Yazidi-women
Retour sur le génocide des Yézidis par l'État islamique en 2014 et les persécutions subies par cette communauté. La justice française a condamné le djihadiste Sabri Essid pour son rôle dans ces atrocités.

Le 3 août 2014, l’organisation État islamique (EI), en pleine expansion territoriale, a lancé une offensive dans les montagnes irakiennes du Sinjar, foyer de la communauté yézidie. Cette minorité religieuse kurdophone, pratiquant un culte très ancien, a longtemps été la cible de persécutions religieuses, notamment de la part d’islamistes radicaux. L’assaut des djihadistes s’est transformé en un véritable génocide. Les hommes et les garçons ont été majoritairement massacrés et jetés dans des fosses communes, tandis que les femmes et les enfants ont été enlevés pour être victimes de traite des êtres humains et réduits en esclavage sexuel.

Dès 2016, les Nations Unies ont qualifié les massacres du Sinjar de génocide. En France, un procès historique s’est déroulé en mars 2026 : pour la première fois, la justice française a jugé un ressortissant pour génocide. Sabri Essid, un djihadiste toulousain présumé mort en Syrie, a été reconnu coupable de génocide, de crimes contre l’humanité et de complicité de ces crimes.

Sabri Essid est accusé d’avoir activement participé à la politique d’asservissement des Yézidis menée par l’EI, notamment en achetant plusieurs captives yézidies sur des marchés et en les soumettant à de l’esclavage sexuel entre 2014 et 2016. La Cour d’assises de Paris l’a condamné par défaut à la réclusion criminelle à perpétuité. Ce procès marque une étape cruciale dans la reconnaissance des crimes commis contre la communauté yézidie et dans la lutte contre l’impunité des auteurs de ces atrocités.
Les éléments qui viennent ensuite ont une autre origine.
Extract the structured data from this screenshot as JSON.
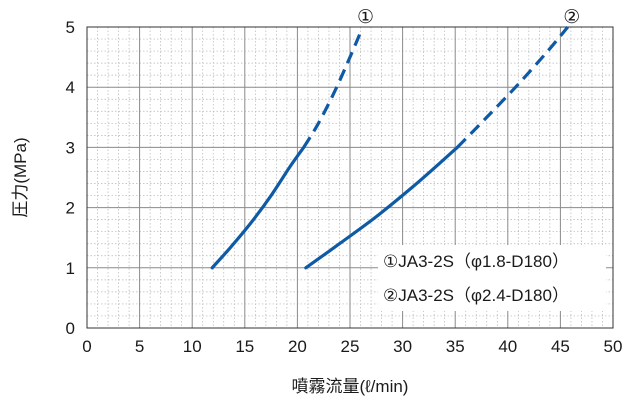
{
  "chart_data": {
    "type": "line",
    "xlabel": "噴霧流量(ℓ/min)",
    "ylabel": "圧力(MPa)",
    "xlim": [
      0,
      50
    ],
    "ylim": [
      0,
      5
    ],
    "x_ticks": [
      "0",
      "5",
      "10",
      "15",
      "20",
      "25",
      "30",
      "35",
      "40",
      "45",
      "50"
    ],
    "y_ticks": [
      "0",
      "1",
      "2",
      "3",
      "4",
      "5"
    ],
    "grid": true,
    "line_color": "#0f5aa5",
    "series": [
      {
        "name": "①JA3-2S（φ1.8-D180）",
        "marker_label": "①",
        "solid": [
          [
            11.9,
            1.0
          ],
          [
            13.6,
            1.33
          ],
          [
            15.6,
            1.75
          ],
          [
            17.5,
            2.2
          ],
          [
            19.3,
            2.68
          ],
          [
            20.6,
            3.0
          ]
        ],
        "dashed": [
          [
            20.6,
            3.0
          ],
          [
            22.0,
            3.4
          ],
          [
            23.6,
            3.95
          ],
          [
            25.0,
            4.5
          ],
          [
            26.1,
            4.95
          ]
        ]
      },
      {
        "name": "②JA3-2S（φ2.4-D180）",
        "marker_label": "②",
        "solid": [
          [
            20.8,
            1.0
          ],
          [
            24.0,
            1.4
          ],
          [
            27.5,
            1.85
          ],
          [
            31.0,
            2.35
          ],
          [
            33.8,
            2.78
          ],
          [
            35.2,
            3.0
          ]
        ],
        "dashed": [
          [
            35.2,
            3.0
          ],
          [
            38.0,
            3.5
          ],
          [
            41.0,
            4.05
          ],
          [
            43.8,
            4.6
          ],
          [
            45.7,
            5.0
          ]
        ]
      }
    ],
    "legend_position": "bottom-right"
  }
}
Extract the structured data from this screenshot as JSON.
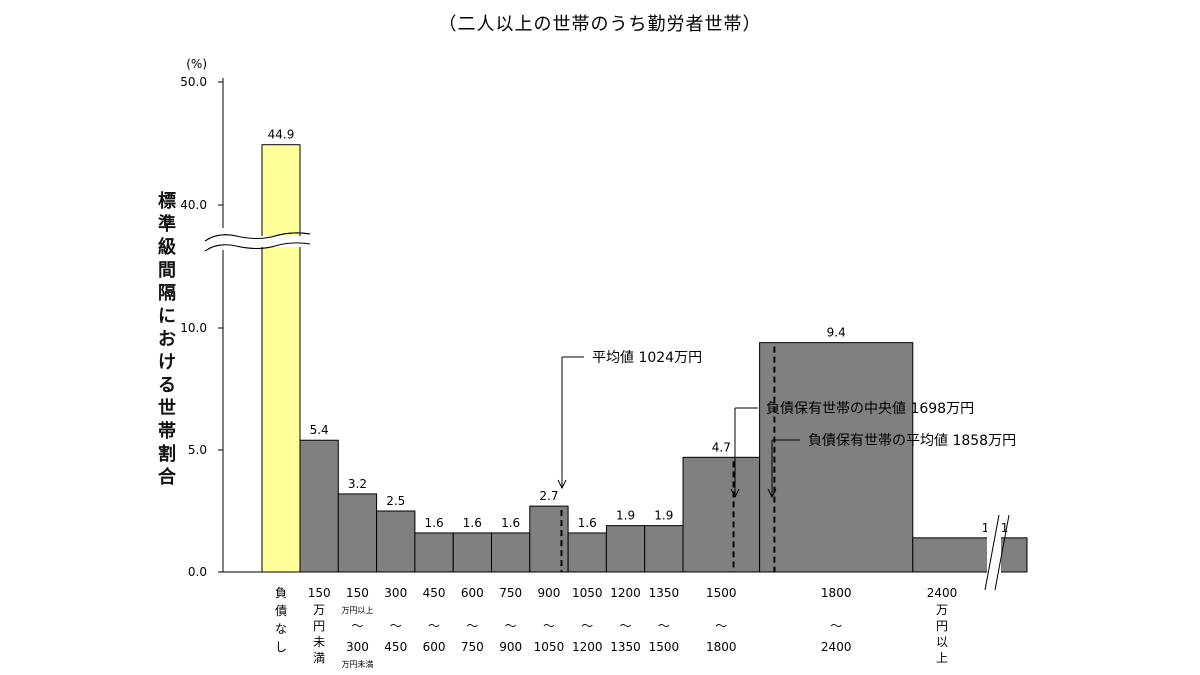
{
  "chart_data": {
    "type": "bar",
    "title": "（二人以上の世帯のうち勤労者世帯）",
    "ylabel": "標準級間隔における世帯割合",
    "yunit": "(%)",
    "yticks": [
      "0.0",
      "5.0",
      "10.0",
      "40.0",
      "50.0"
    ],
    "axis_break": true,
    "ylim_lower": [
      0,
      10
    ],
    "ylim_upper": [
      40,
      50
    ],
    "categories": [
      {
        "top": "負債なし",
        "sub": "",
        "bottom": "",
        "vertical": true
      },
      {
        "top": "150",
        "sub": "",
        "bottom": "万円未満",
        "vertical_bottom": true
      },
      {
        "top": "150",
        "sub": "万円以上",
        "mid": "〜",
        "bottom": "300",
        "sub2": "万円未満"
      },
      {
        "top": "300",
        "mid": "〜",
        "bottom": "450"
      },
      {
        "top": "450",
        "mid": "〜",
        "bottom": "600"
      },
      {
        "top": "600",
        "mid": "〜",
        "bottom": "750"
      },
      {
        "top": "750",
        "mid": "〜",
        "bottom": "900"
      },
      {
        "top": "900",
        "mid": "〜",
        "bottom": "1050"
      },
      {
        "top": "1050",
        "mid": "〜",
        "bottom": "1200"
      },
      {
        "top": "1200",
        "mid": "〜",
        "bottom": "1350"
      },
      {
        "top": "1350",
        "mid": "〜",
        "bottom": "1500"
      },
      {
        "top": "1500",
        "mid": "〜",
        "bottom": "1800"
      },
      {
        "top": "1800",
        "mid": "〜",
        "bottom": "2400"
      },
      {
        "top": "2400",
        "bottom": "万円以上",
        "vertical_bottom": true
      }
    ],
    "bins": [
      {
        "lo": 0,
        "hi": 150,
        "value": 5.4
      },
      {
        "lo": 150,
        "hi": 300,
        "value": 3.2
      },
      {
        "lo": 300,
        "hi": 450,
        "value": 2.5
      },
      {
        "lo": 450,
        "hi": 600,
        "value": 1.6
      },
      {
        "lo": 600,
        "hi": 750,
        "value": 1.6
      },
      {
        "lo": 750,
        "hi": 900,
        "value": 1.6
      },
      {
        "lo": 900,
        "hi": 1050,
        "value": 2.7
      },
      {
        "lo": 1050,
        "hi": 1200,
        "value": 1.6
      },
      {
        "lo": 1200,
        "hi": 1350,
        "value": 1.9
      },
      {
        "lo": 1350,
        "hi": 1500,
        "value": 1.9
      },
      {
        "lo": 1500,
        "hi": 1800,
        "value": 4.7
      },
      {
        "lo": 1800,
        "hi": 2400,
        "value": 9.4
      },
      {
        "lo": 2400,
        "hi": null,
        "value": 17.1
      }
    ],
    "no_debt": {
      "label": "負債なし",
      "value": 44.9
    },
    "bar_height_units": "標準級間隔(150万円)当たりの割合",
    "colors": {
      "no_debt_bar": "#ffff99",
      "bars": "#808080",
      "axis": "#000000"
    },
    "annotations": [
      {
        "label": "平均値 1024万円",
        "x": 1024,
        "dashed": true
      },
      {
        "label": "負債保有世帯の中央値 1698万円",
        "x": 1698,
        "dashed": true
      },
      {
        "label": "負債保有世帯の平均値 1858万円",
        "x": 1858,
        "dashed": true
      }
    ]
  }
}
Les Yézidis, peuple indigène de la Mésopotamie, ont une longue histoire de persécutions en raison de leur religion unique, qui les a souvent marginalisés. Le génocide de 2014 par l’État islamique est considéré par les historiens yézidis comme la 74e vague de persécution à grande échelle. Des milliers de femmes et d’enfants yézidis sont toujours portés disparus, et la communauté continue de lutter pour la reconnaissance et la justice.